The loop is very clean, simple and easy to understand. With one look into the code I understand its functionality. The code does not contain any comments. And I don’t miss comments as the code is self-explaining.
The Linq implementation is simple too. The Linq query is a simple “from-where-select” query which is easy to understand. But if I read the code I will stumble over the “DefaultIfEmpty” function call. As I read this line of code I have to think about it a little moment to see it is needed for the use case that we don’t find a matching value in our data list.
As a result of the code review I actually prefer the first implementation using the loop because it is clear and easy to understand. Reading the Linq query has let stop me and think about the “DefaultIfEmpty” part.
In case the developer adds a little comment why the “DefaultIsEmpty” call is done, the Linq query is easy to understand too and I don’t prefer any of the two implementations.
Use case two: dirty data
The second use case adds an important need: the query must be robust. So the data may for example contain null values. Like in the first use case the method shall return a default person if the one we looking for is not found. Null values or not initialized list shall not throw an error. In this case also the default person shall be returned.
In our test console application we create some dirty data. And we add additional tests to call the function with the data or even with null parameters.

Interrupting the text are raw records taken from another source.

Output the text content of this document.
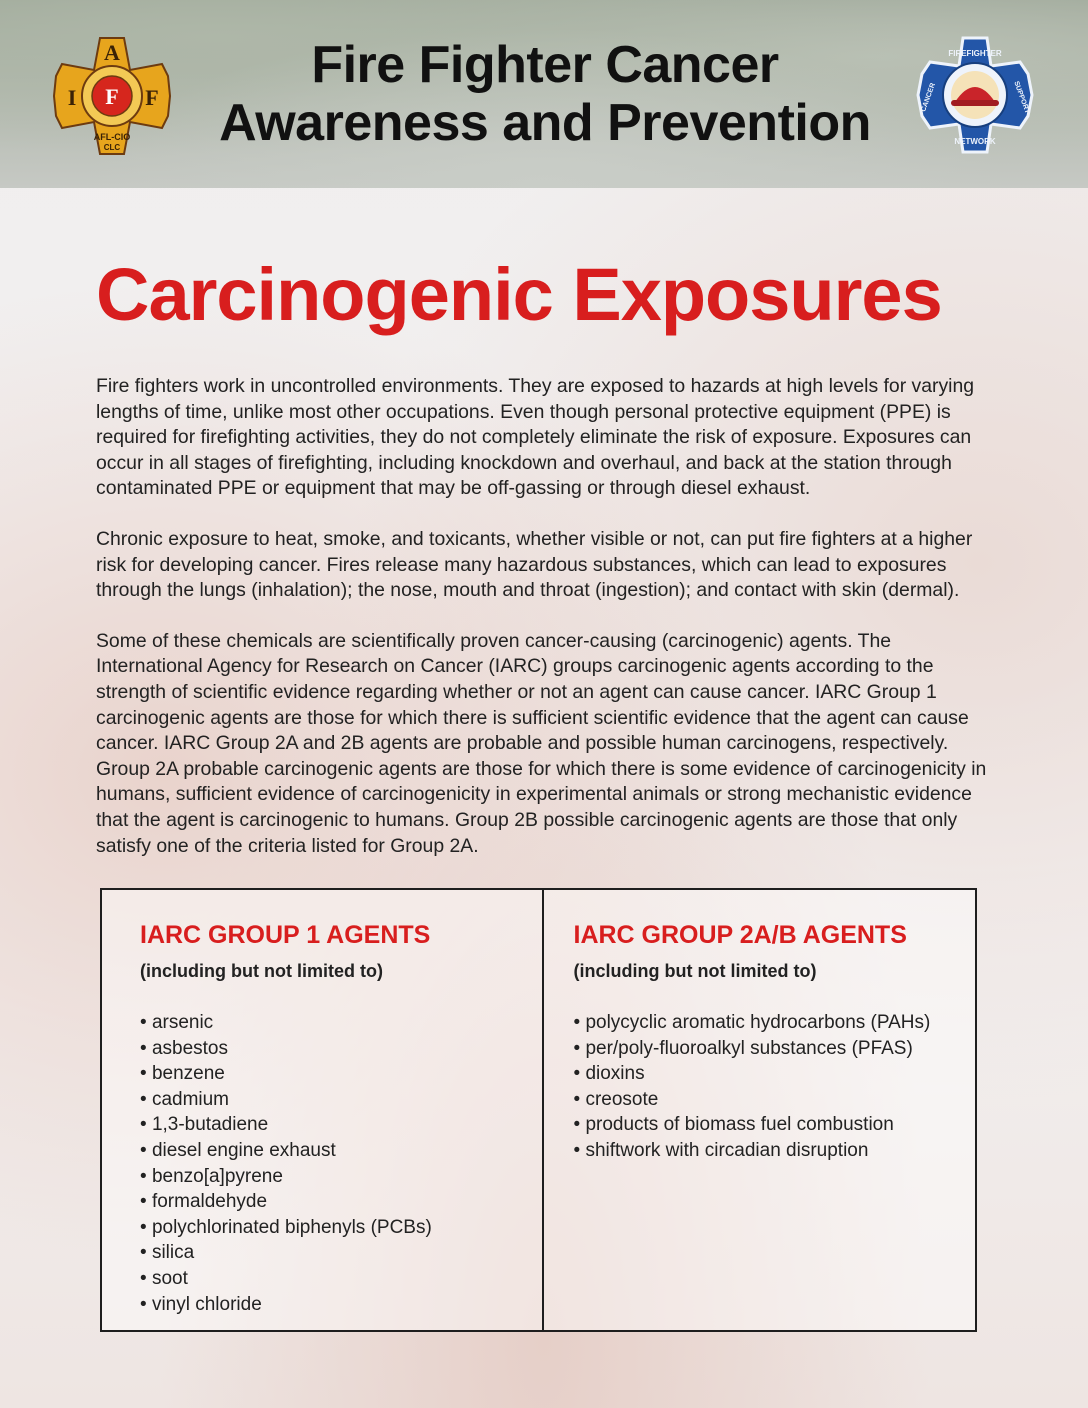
A
I	F
F
AFL-CIO
CLC
Fire Fighter Cancer
Awareness and Prevention
FIREFIGHTER
NETWORK
CANCER	SUPPORT
Carcinogenic Exposures

Fire fighters work in uncontrolled environments. They are exposed to hazards at high levels for varying lengths of time, unlike most other occupations. Even though personal protective equipment (PPE) is required for firefighting activities, they do not completely eliminate the risk of exposure. Exposures can occur in all stages of firefighting, including knockdown and overhaul, and back at the station through contaminated PPE or equipment that may be off-gassing or through diesel exhaust.

Chronic exposure to heat, smoke, and toxicants, whether visible or not, can put fire fighters at a higher risk for developing cancer. Fires release many hazardous substances, which can lead to exposures through the lungs (inhalation); the nose, mouth and throat (ingestion); and contact with skin (dermal).

Some of these chemicals are scientifically proven cancer-causing (carcinogenic) agents. The International Agency for Research on Cancer (IARC) groups carcinogenic agents according to the strength of scientific evidence regarding whether or not an agent can cause cancer. IARC Group 1 carcinogenic agents are those for which there is sufficient scientific evidence that the agent can cause cancer. IARC Group 2A and 2B agents are probable and possible human carcinogens, respectively. Group 2A probable carcinogenic agents are those for which there is some evidence of carcinogenicity in humans, sufficient evidence of carcinogenicity in experimental animals or strong mechanistic evidence that the agent is carcinogenic to humans. Group 2B possible carcinogenic agents are those that only satisfy one of the criteria listed for Group 2A.

IARC GROUP 1 AGENTS
(including but not limited to)
• arsenic
• asbestos
• benzene
• cadmium
• 1,3-butadiene
• diesel engine exhaust
• benzo[a]pyrene
• formaldehyde
• polychlorinated biphenyls (PCBs)
• silica
• soot
• vinyl chloride
IARC GROUP 2A/B AGENTS
(including but not limited to)
• polycyclic aromatic hydrocarbons (PAHs)
• per/poly-fluoroalkyl substances (PFAS)
• dioxins
• creosote
• products of biomass fuel combustion
• shiftwork with circadian disruption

List<Person> persons = new List<Person>(); persons.Add(new Person() { Name = "John Doe", Age = 35 }); persons.Add(null); persons.Add(new Person() { Name = null, Age = 38 }); persons.Add(new Person() { Name = "Jane Doe", Age = 41 }); //--------- Person person; //search existing person person = FindPerson(persons, "Jane Doe"); Console.WriteLine("Name: " + person.Name); //search not existing person person = FindPerson(persons, "???"); Console.WriteLine("Name: " + person.Name); //search in a list which is not yet initialized person = FindPerson(null, "???"); Console.WriteLine("Name: " + person.Name); Console.ReadKey();
The implemented query using the loop must be adapted to handle all these special cases. The following source code shows an according implementation. The list and the list content will be checked for null values.

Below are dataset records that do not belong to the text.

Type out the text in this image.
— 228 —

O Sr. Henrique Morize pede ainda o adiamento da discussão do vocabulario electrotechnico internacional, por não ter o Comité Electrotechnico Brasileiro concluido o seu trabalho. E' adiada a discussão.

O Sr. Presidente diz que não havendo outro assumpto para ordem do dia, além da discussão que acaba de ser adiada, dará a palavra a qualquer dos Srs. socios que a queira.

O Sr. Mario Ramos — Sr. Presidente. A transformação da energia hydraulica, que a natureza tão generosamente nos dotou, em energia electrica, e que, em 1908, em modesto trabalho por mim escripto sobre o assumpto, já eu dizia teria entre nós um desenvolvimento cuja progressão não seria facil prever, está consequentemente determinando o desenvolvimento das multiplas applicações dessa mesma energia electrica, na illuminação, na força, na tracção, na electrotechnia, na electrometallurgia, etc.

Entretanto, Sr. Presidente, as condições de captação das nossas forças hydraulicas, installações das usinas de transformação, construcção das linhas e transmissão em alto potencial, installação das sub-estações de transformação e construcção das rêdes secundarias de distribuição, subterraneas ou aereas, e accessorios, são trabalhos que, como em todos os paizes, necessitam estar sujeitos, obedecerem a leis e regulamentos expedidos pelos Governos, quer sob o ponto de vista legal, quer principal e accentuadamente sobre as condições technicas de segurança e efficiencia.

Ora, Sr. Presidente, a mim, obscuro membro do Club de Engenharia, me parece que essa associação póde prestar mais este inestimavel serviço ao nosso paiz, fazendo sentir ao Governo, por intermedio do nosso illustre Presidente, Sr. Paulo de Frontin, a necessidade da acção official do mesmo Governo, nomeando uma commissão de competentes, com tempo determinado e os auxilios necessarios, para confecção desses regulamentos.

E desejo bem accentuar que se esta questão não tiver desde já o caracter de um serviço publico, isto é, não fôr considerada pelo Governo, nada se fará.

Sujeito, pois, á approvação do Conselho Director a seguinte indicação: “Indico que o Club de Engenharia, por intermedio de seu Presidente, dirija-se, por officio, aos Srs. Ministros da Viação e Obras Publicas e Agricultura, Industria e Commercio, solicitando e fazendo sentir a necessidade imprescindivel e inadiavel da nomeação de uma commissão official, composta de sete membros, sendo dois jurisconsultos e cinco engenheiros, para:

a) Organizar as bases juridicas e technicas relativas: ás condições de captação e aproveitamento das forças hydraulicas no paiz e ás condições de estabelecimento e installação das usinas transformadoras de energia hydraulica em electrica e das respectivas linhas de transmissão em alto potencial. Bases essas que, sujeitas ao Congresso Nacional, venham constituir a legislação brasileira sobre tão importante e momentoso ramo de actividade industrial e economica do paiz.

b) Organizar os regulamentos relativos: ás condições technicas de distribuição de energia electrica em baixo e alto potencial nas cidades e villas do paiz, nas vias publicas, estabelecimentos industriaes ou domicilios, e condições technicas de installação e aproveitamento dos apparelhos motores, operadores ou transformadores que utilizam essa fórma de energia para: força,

static private Person FindPerson(List<Person> persons, string name) { if (persons == null) { return Person.Default; } foreach (Person person in persons) { if (person == null) { continue; } if (string.Equals(person.Name, name, StringComparison.OrdinalIgnoreCase)) { return person; } } return Person.Default; }
The implementation of the Linq query must be adapted too. A check of the whole list, as well of the single element is added.
static private Person FindPerson(List<Person> persons, string name) { if (persons == null) { return Person.Default; } var result = from person in persons where person != null where string.Equals(person.Name, name, StringComparison.OrdinalIgnoreCase) select person; return result .DefaultIfEmpty<Person>(Person.Default) .First<Person>(); }
Code Review for use case two
I think we have the same situation like in the first case. The adapted methods are quite easy to understand. They are clean and self-explaining. The “DefaultIsEmpty” part may need a comment or if the team will use Linq regularly such a comment may be obsolete. Therefore both implementations are equivalent from my point of view.